J.P. Lawrence writes on what we’ve left behind in the form of ex-American military base in Afghanistan, and what it reveals about our approach to our presence there:
Limping as he climbed the stairs of a watchtower, the general turned his gaze south toward a once-sprawling base the Americans handed over to Afghan forces here in late 2014. Today much of it lies in ruins.
“Everything went to pieces,” Brig. Gen. Abdul Raziq Safi said of the base, which the Americans dubbed Forward Operating Base Shank. “Everything fell apart.”
After more than 17 years and $80 billion to build them up, Afghan security forces still struggle to secure their country, while corruption and other challenges strain their ability to maintain equipment and facilities provided by foreign forces, largely the United States.
FOB Shank’s fate — left to rot in the hands of overwhelmed Afghans — illustrates those challenges…
Roaming packs of feral dogs now bed down at what was once Shank’s busy helicopter landing pad. Crows pick over scrap heaps amid metal tent skeletons whose torn plastic skins whip in the wind. Snow blows through collapsed walls of wood huts that once housed military offices.

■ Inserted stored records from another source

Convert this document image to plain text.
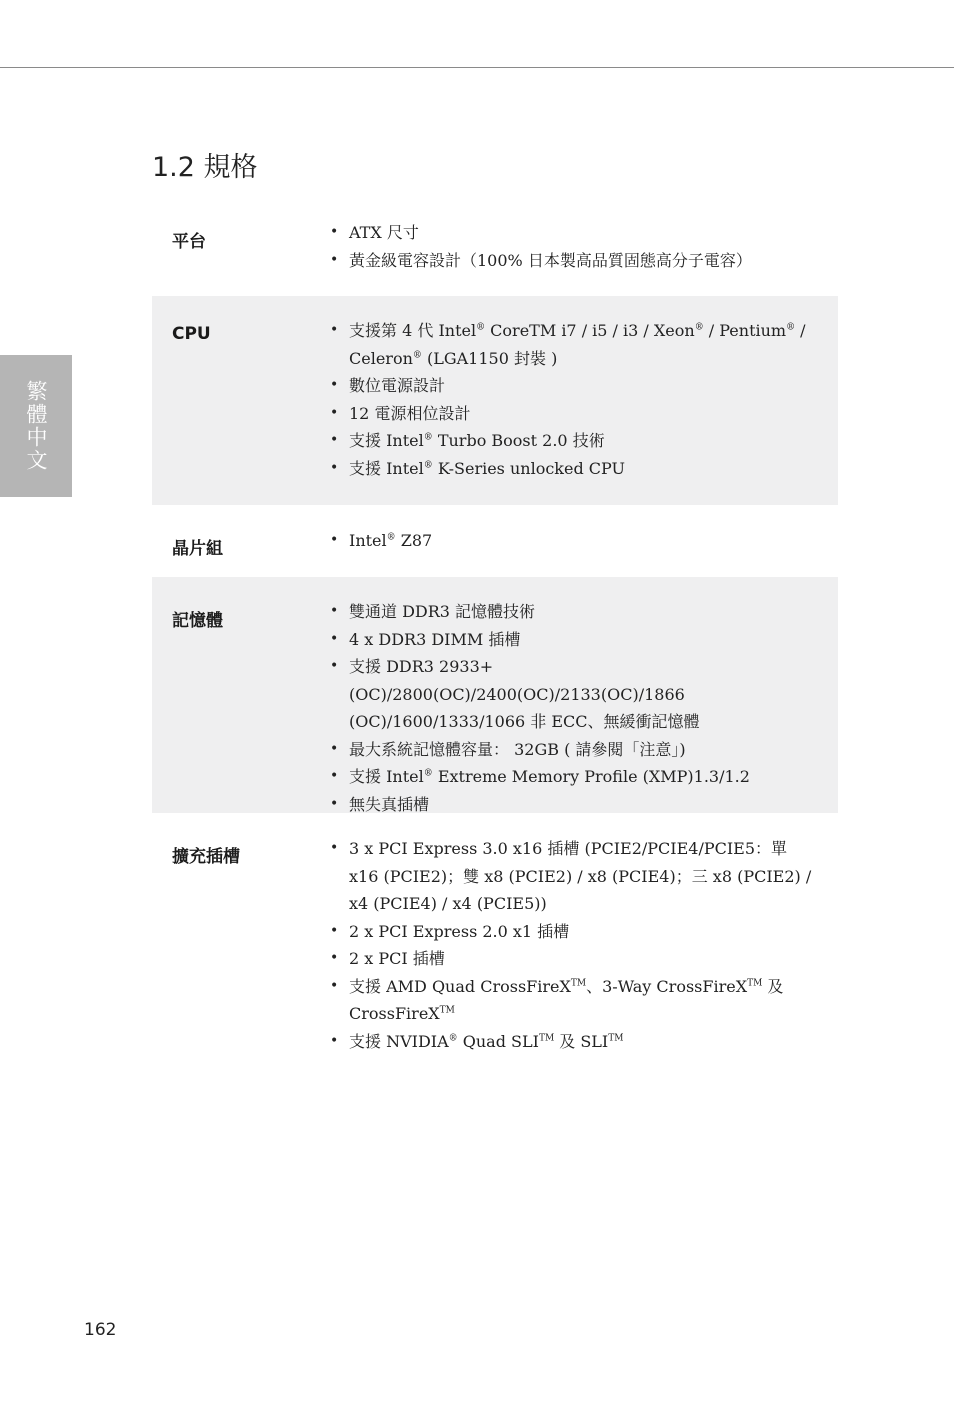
繁體中文
1.2 規格
平台	• ATX 尺寸
• 黃金級電容設計（100% 日本製高品質固態高分子電容）
CPU	• 支援第 4 代 Intel® CoreTM i7 / i5 / i3 / Xeon® / Pentium® / Celeron® (LGA1150 封裝 )
• 數位電源設計
• 12 電源相位設計
• 支援 Intel® Turbo Boost 2.0 技術
• 支援 Intel® K-Series unlocked CPU
晶片組	• Intel® Z87
記憶體	• 雙通道 DDR3 記憶體技術
• 4 x DDR3 DIMM 插槽
• 支援 DDR3 2933+(OC)/2800(OC)/2400(OC)/2133(OC)/1866 (OC)/1600/1333/1066 非 ECC、無緩衝記憶體
• 最大系統記憶體容量： 32GB ( 請參閱「注意」)
• 支援 Intel® Extreme Memory Profile (XMP)1.3/1.2
• 無失真插槽
擴充插槽	• 3 x PCI Express 3.0 x16 插槽 (PCIE2/PCIE4/PCIE5：單 x16 (PCIE2)；雙 x8 (PCIE2) / x8 (PCIE4)；三 x8 (PCIE2) / x4 (PCIE4) / x4 (PCIE5))
• 2 x PCI Express 2.0 x1 插槽
• 2 x PCI 插槽
• 支援 AMD Quad CrossFireX™、3-Way CrossFireX™ 及 CrossFireX™
• 支援 NVIDIA® Quad SLI™ 及 SLI™
162
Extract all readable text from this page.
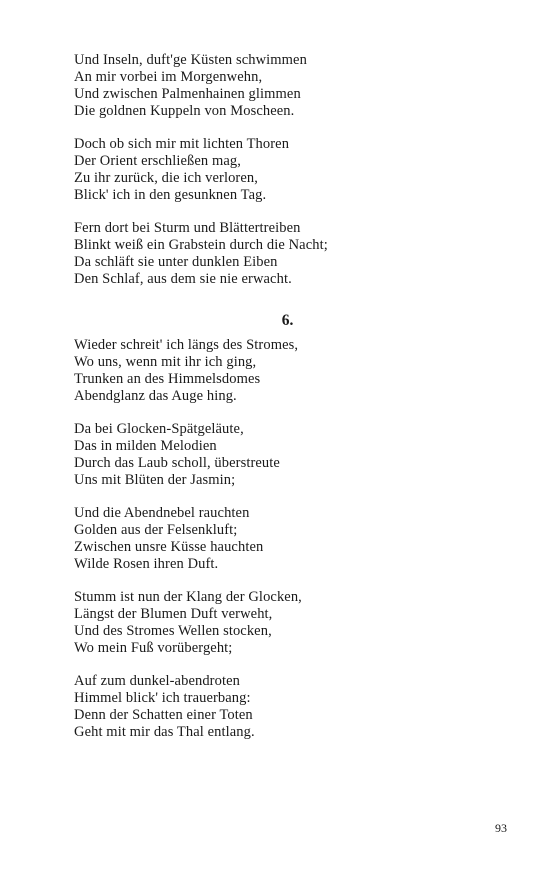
Und Inseln, duft'ge Küsten schwimmen
An mir vorbei im Morgenwehn,
Und zwischen Palmenhainen glimmen
Die goldnen Kuppeln von Moscheen.
Doch ob sich mir mit lichten Thoren
Der Orient erschließen mag,
Zu ihr zurück, die ich verloren,
Blick' ich in den gesunknen Tag.
Fern dort bei Sturm und Blättertreiben
Blinkt weiß ein Grabstein durch die Nacht;
Da schläft sie unter dunklen Eiben
Den Schlaf, aus dem sie nie erwacht.
6.
Wieder schreit' ich längs des Stromes,
Wo uns, wenn mit ihr ich ging,
Trunken an des Himmelsdomes
Abendglanz das Auge hing.
Da bei Glocken-Spätgeläute,
Das in milden Melodien
Durch das Laub scholl, überstreute
Uns mit Blüten der Jasmin;
Und die Abendnebel rauchten
Golden aus der Felsenkluft;
Zwischen unsre Küsse hauchten
Wilde Rosen ihren Duft.
Stumm ist nun der Klang der Glocken,
Längst der Blumen Duft verweht,
Und des Stromes Wellen stocken,
Wo mein Fuß vorübergeht;
Auf zum dunkel-abendroten
Himmel blick' ich trauerbang:
Denn der Schatten einer Toten
Geht mit mir das Thal entlang.
93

As more Americans have been pushed out to Dahlke to advise front line units in the past year, U.S. troops have forayed into the wasteland to reclaim abandoned equipment, such as heaters and generators.
“You drive through and it’s like the ‘Walking Dead,’” 1st Lt. Tom Kopec, 26, a soldier in the 1st Cavalry Regiment, said in December. …
Even with a base full of troops, Safi couldn’t afford to maintain it, he said, claiming the facilities are too costly to run. Everything the Americans left requires power, he said, even bathroom door locks his troops have replaced with ordinary padlocks.
Despite $2 billion in U.S.-funded power projects, Afghanistan’s grid remains underdeveloped and unreliable, and bases often depend on electric generators to power lights, heaters and other equipment.
For just one of the big tents now rotting in Zombieland, the Americans would burn about 80 gallons of fuel a night, said Safi, who spent hours one January morning searching room to room in his headquarters for a working heater.
“Where are Afghans supposed to get that much fuel?” Safi asked. He said later: “The Americans, money has no value for them.” …
“We were being less than truthful with ourselves that the Afghans would be able to take care of these bases,” [retired General Richard P.] Mills said.